In 2022, the “a dismantle a” camp will be expanded again. On February 18, Hualan Biological Engineering Inc(002007) spin off subsidiary Hualan vaccine landed on the gem.
According to the reporter of Securities Daily, three A-share listed companies split their subsidiaries and landed in A-shares during the year. Further combing the data and the announcement of listed companies, it is found that since the birth of the first spin off listed shares at the end of February 2021, the number of spin off listed shares has reached 12 as of February 18 this year. Among them, 7 are from the science and innovation board, 4 are from the gem and 1 is the main board stock.
“For listed companies, the choice of spin off listing is based on high-quality business with good growth outside the main business.” Dong Dengxin, director of the Institute of Finance and securities of Wuhan University of science and technology, told the Securities Daily.
In fact, from the current “a split a” market situation, listed companies have regarded the gem as the preferred place for their subsidiaries to be split and listed.
Fu Rao, executive director of the International New Economy Research Institute, told the Securities Daily that listed companies can obtain high valuation by splitting excellent assets to be listed on the gem, and cultivate and expand other advantageous industries while developing their main business.
From the stock price performance on the first day of listing, the split listed stocks generally rose significantly and were popular with investors.

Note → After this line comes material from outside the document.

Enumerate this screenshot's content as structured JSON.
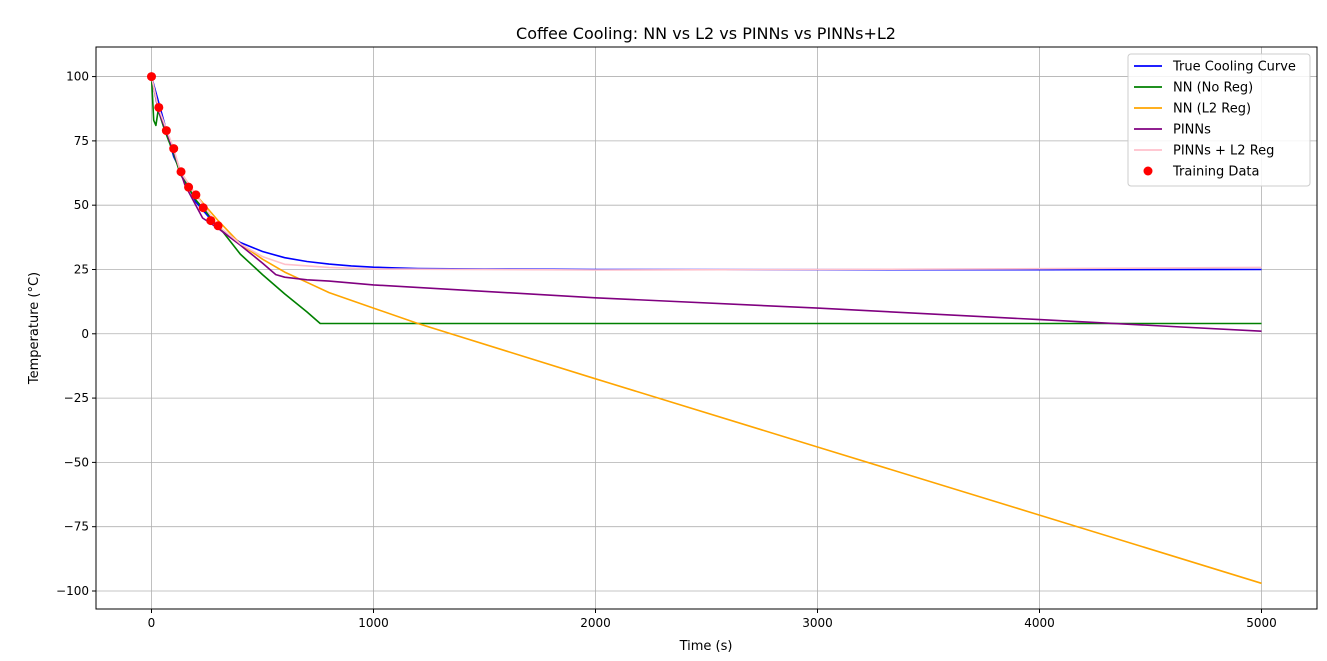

According to statistics, the average share price of the above 12 companies rose as high as 144% on the first day of listing. Specifically, the share price of only one of the 12 companies fell, and the five companies rose by more than 100%, Shandong Kaisheng New Materials Co.Ltd(301069) , Xtc New Energy Materials( Xiamen) Co.Ltd(688778) led by 548% and 397% respectively.
“The reason for good performance is that these companies are valuable and potential high-quality assets of the parent company.” Kuang Yuqing, the founder of lens research, told the Securities Daily.
Generally speaking, only a small number of new entities with strong incubation ability can be listed. Therefore, listed companies should not spin off for spin off. They should be alert to the impure motives of individual companies and “circle money” in the name of spin off and listing.
“In recent years, the positive factors of A-Shares appear frequently, which has accelerated the pace of progress of the ‘a split a’ market.” Kuang Yuqing said that first, under the background of the registration system, especially under the implementation of the stock registration system in the whole market this year, the listing cycle has been shortened and the meeting speed has been accelerated, which have accelerated the pace of IPO of spin off subsidiaries; Second, the regulatory authorities continued to improve the rules and systems related to spin off listing and encouraged qualified enterprises to list legally and in compliance, which also added confidence to all parties in the market; Third, at present, high-quality assets with high scientific and technological content are highly concerned by the market, and the relevant valuations are relatively optimistic, which has promoted the process of enterprise spin off and listing.